Whatever the answer, the charter of rights remains unenforcable. Tenants in the private rented sector, unlike their European counterparts, are left without rights.

For example in the Netherlands, Austria, Portugal, Sweden, Belgium, Denmark, Spain and France, there is rent control, a limit on rent increases, and rents are set in relation to quality of accommodation provided, rent increases relate to improvement to the property. Tenants have security of tenure, where due reason has to be provided before a tenants can be evicted, and time allowed to find alternative accommodation.

In Ireland, unless a tenant can get their landlord to register, the rights set out in the charter are useless. Tenants' rights to a rent book, statement of the tenancy, fair rents, return of deposits, minimum standard of accommodation, rights to privacy, right to claim tenants income tax relief, all require that the landlord be registered. On average, only some 25% of landlords register, most likely those who take Social Welfare Allowance (SWA) tenants.

Councillors register landlords


Several Sinn Féin Councillors have gone to great lengths to try to get local landlords to register, but they have hardly met co-operation from local authorities, whose job it is to register and inspect privately rented accommodation in the area. It took Councillor Cionnaith O Súilleabháin three months to even gain access to the list of local properties registered in Clonakilty, County Cork. Then there were no landlords' names and only a bare 25% of the rented accommodation which he knew of in the town, Ireland's tidiest town, was registered.

Most tenants are afraid to report their landlord. Tenants can be evicted quite within the law, with no fault, with a month's notice. In all probability, eviction means homelessness. With kids, eviction means at best B&B accommodation, where tenants must tramp the streets between vacating the rooms in early morning and returning to appalling overcrowded, shared accommodation, without facilities, in the evening.
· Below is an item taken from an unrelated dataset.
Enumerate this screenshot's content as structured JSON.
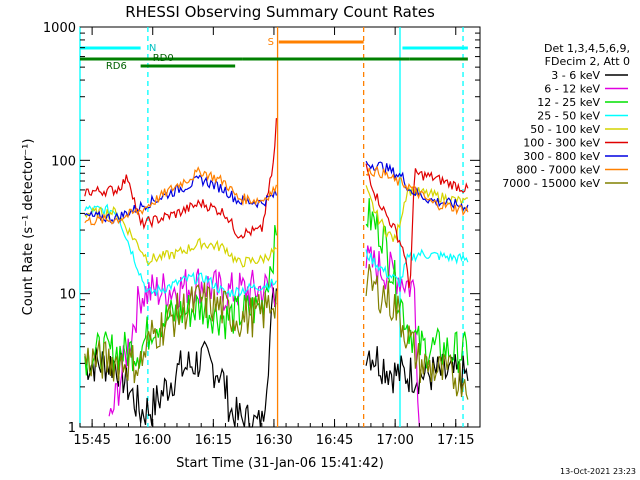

School, friends, security and stable home life go by the board.

``What chance has a child brought up in such circumstances?'' asks Marie Keane, an advice worker with Christy Burke. ``I could tell you stories of appalling conditions in which people are living, no adequate heating, no access to showers or private toilets, no separate rooms for children of different sexes, damp running down the walls, electric meters rigged, no fire escapes.''

State aid to landlords


``Landlords get away with it, even in the case where, because their tenants are on social welfare allowances, they have had to register,'' says Dublin Sinn Féin Councillor Larry O'Toole. ``The tenant daren't complain for fear of eviction. The local authority, which has the responsibility to monitor the accommodation, turns a blind eye and claims a shortage of staff to carry out inspections. The health boards, which pay the rent subsidy, keep SWA tenants in this accommodation by refusing to pay subsidies on accommodation which is more expensive and in better condition, thereby subsidising landlords to let appalling accommodation at exorbitant rents.

``The state and local authorities are acting to facilitate landlords in evading the law, earning enormous undeclared untaxed incomes from renting unsuitable and unfit housing to people who are too afraid of victimisation to do anything about it. The local authorities have statutory responsibility to correct this, to register all landlords, to inspect properties. It is down to councillors to ensure that this is done,'' says O'Toole.

A spokesperson for the DoE gave his views on the possibility in this situation of imposing rent controls. ``It wouldn't work'', he said. ``Its like prohibition in the United States, the market must find its own level, regulated by supply and demand. There is a housing shortage. It has to work itself out.''

The argument is exactly comparable to that used during the Great Hunger, when the market, deprived by trade of available food, had to find its own level. The population fell from around 8.5 million to around 6 million, through death, starvation and emigration.